Question

If \(y = \sec (\tan^{-1} x)\), then \(\frac{dy}{dx}\) at \(x = \sqrt{3}\) is equal to

• A. \(\frac{2\sqrt{3}}{3}\)
• B. \(\frac{1}{2}\)
• C. 2
• D. \(\frac{\sqrt{3}}{2}\)
• E. \(2\sqrt{3}\)

Hint:

\(\sec(\tan^{-1} x) = \sqrt{1 + x^2}\) is a useful identity.

Answer 1

The Correct Option is D

Step 1: Understanding the Concept:
Let \(\theta = \tan^{-1} x\). Then \(\sec(\tan^{-1} x) = \sec \theta = \sqrt{1 + \tan^2 \theta} = \sqrt{1 + x^2}\).

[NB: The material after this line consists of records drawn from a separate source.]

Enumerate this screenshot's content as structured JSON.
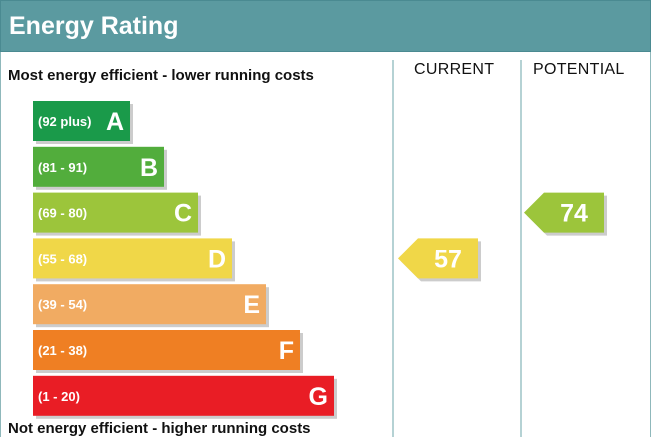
{
  "title": "Energy Rating",
  "top_caption": "Most energy efficient - lower running costs",
  "bottom_caption": "Not energy efficient - higher running costs",
  "columns": {
    "current": "CURRENT",
    "potential": "POTENTIAL"
  },
  "chart_data": {
    "type": "bar",
    "categories": [
      "A",
      "B",
      "C",
      "D",
      "E",
      "F",
      "G"
    ],
    "ranges": [
      "(92 plus)",
      "(81 - 91)",
      "(69 - 80)",
      "(55 - 68)",
      "(39 - 54)",
      "(21 - 38)",
      "(1 - 20)"
    ],
    "colors": [
      "#1a9a4a",
      "#52ad3c",
      "#9cc53b",
      "#f0d748",
      "#f1ab62",
      "#ef7f23",
      "#e91d25"
    ],
    "current": {
      "value": 57,
      "band": "D",
      "color": "#f0d748"
    },
    "potential": {
      "value": 74,
      "band": "C",
      "color": "#9cc53b"
    }
  }
}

Step 2: Detailed Explanation:
\(y = \sqrt{1 + x^2}\)
\(\frac{dy}{dx} = \frac{1}{2\sqrt{1 + x^2}} \cdot 2x = \frac{x}{\sqrt{1 + x^2}}\)
At \(x = \sqrt{3}\): \(\frac{dy}{dx} = \frac{\sqrt{3}}{\sqrt{1 + 3}} = \frac{\sqrt{3}}{2}\)

Step 3: Final Answer:
\(\frac{dy}{dx} = \frac{\sqrt{3}}{2}\).